Fox News reports, "On Jan. 2, new carbon emissions limits will be put forward as the Environmental Protection Agency prepares regulations that would force companies to get permits to release greenhouse gases under the Clean Air Act."
Republican opponents assert that the new regulations are a backdoor effort to implement President Obama’s cap-and-trade agenda on global warming that would circumvent Congress, which has contested cap and trade as an expensive jobs killer.
This year, the House of Representatives passed a cap-and-trade bill that would have forced caps on carbon emissions, but the Senate never took up the measure for a vote.
In November, however, President Obama indicated that he was open to using EPA regulations to limit greenhouse gas emissions in the same way the legislation would have.

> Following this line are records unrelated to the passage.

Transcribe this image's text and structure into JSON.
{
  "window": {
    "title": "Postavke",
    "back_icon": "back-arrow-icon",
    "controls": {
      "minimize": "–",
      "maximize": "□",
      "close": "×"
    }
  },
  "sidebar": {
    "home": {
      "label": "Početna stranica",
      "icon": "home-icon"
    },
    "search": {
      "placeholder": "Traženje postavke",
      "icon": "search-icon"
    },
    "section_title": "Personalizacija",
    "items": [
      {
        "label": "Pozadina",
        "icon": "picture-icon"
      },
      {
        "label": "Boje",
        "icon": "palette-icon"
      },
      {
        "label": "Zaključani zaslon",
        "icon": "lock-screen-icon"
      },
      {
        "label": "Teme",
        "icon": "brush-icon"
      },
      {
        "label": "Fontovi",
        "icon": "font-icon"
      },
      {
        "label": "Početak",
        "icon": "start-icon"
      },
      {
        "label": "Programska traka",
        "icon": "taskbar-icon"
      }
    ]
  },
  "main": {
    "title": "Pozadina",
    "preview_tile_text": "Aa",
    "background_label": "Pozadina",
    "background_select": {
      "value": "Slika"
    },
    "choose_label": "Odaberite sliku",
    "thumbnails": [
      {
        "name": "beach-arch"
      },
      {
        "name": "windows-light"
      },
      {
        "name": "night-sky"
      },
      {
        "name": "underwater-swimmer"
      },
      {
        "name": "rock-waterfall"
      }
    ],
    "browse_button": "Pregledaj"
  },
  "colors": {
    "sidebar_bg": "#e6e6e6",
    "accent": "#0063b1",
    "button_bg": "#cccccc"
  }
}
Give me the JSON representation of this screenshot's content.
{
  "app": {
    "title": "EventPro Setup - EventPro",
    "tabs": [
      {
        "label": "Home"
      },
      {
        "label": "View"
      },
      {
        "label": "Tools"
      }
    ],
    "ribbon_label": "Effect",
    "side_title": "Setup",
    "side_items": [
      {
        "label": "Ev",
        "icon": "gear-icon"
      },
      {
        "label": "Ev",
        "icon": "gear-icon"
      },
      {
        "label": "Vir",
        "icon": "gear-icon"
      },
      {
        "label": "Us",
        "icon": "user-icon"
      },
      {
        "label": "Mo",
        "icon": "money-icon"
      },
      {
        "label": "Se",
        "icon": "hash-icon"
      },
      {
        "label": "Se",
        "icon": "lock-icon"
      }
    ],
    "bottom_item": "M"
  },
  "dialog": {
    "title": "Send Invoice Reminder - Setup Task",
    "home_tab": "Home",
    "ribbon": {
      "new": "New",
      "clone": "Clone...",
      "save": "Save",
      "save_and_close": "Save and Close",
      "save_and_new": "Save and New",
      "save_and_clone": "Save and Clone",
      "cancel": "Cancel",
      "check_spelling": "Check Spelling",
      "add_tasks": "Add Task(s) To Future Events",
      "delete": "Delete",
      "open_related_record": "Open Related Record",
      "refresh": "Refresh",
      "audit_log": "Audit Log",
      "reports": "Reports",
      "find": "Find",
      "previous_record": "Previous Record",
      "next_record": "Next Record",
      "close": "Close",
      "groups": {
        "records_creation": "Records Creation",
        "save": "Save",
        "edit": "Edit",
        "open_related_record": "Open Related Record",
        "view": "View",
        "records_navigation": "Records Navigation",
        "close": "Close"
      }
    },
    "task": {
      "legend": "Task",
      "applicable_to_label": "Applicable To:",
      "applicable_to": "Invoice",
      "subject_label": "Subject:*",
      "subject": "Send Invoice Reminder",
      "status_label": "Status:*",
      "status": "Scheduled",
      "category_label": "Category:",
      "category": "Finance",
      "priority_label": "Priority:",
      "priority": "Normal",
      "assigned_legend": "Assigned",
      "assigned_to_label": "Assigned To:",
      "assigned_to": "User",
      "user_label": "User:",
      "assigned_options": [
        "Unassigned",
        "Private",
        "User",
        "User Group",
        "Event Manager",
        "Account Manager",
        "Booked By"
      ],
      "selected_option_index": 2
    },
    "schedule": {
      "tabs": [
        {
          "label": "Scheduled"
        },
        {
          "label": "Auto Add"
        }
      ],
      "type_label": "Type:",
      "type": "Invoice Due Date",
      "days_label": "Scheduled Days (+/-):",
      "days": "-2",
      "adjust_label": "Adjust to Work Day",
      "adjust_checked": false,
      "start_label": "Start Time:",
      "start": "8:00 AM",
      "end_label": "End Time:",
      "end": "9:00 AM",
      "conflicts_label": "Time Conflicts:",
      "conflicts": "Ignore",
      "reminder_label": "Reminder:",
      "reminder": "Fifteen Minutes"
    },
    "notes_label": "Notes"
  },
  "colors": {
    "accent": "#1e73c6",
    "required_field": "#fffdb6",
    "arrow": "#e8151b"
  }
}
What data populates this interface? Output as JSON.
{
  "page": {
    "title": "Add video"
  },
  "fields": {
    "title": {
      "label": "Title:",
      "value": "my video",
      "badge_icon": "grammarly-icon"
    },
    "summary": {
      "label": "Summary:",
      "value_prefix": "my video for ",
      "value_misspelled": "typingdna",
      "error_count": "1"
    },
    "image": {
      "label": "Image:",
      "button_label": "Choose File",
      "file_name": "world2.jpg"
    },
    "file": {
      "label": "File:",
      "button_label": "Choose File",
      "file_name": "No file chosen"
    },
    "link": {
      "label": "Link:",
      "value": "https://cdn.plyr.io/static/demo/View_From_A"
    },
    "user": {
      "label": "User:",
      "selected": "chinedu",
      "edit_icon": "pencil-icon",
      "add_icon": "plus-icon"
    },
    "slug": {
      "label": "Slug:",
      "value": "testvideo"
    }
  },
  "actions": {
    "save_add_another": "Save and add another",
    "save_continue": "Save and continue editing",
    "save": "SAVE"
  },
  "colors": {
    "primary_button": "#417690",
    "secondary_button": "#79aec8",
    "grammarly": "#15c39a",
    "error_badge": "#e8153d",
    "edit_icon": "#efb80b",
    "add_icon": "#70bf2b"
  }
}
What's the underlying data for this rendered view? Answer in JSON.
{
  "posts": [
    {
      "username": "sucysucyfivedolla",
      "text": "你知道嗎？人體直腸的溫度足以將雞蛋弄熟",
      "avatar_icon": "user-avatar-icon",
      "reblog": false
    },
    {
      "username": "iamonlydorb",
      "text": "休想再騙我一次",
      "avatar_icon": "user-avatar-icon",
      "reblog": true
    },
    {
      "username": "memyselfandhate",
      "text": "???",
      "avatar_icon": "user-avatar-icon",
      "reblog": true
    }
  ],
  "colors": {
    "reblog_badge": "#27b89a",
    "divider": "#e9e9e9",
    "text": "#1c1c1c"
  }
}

Ken Green of the conservative American Enterprise Institute summarizes the opposition:
They are jobs killers. Regulations, period — any kind of regulation is a weight on [the] economy. It requires people to comply with the law, which takes work hours and time, which reduces the profitability of firms. Therefore, they grow more slowly and you create less jobs.
The White House claims that it has the power to issue the regulations under a 2007 Supreme Court ruling that allows the Environmental Protection Agency to make a determination on whether carbon dioxide is a hazard to human health.
Republican Representative Fred Upton, incoming House Energy Committee Chairman, asserts that it is the duty of Congress to act against the regulations:
The best solution is for Congress to overturn the EPA’s proposed greenhouse gas regulations outright. If Democrats refuse to join Republicans in doing so, then they should at least join a sensible bipartisan compromise to mandate that the EPA delay its regulations until the courts complete their examination of the agency’s endangerment finding and proposed rules.
Earlier this year, a bill was proposed that would have stripped the EPA of the power to set carbon emissions limits. The measure received bipartisan support and could be brought back again for another vote in 2011.
However, the White House is gearing up for a battle as well. Recently, the Director of the White House Office of Science and Technology Policy, John Holdren, circulated a memo calling for “a clear prohibition on political interference in scientific processes and expanded assurances of transparency.”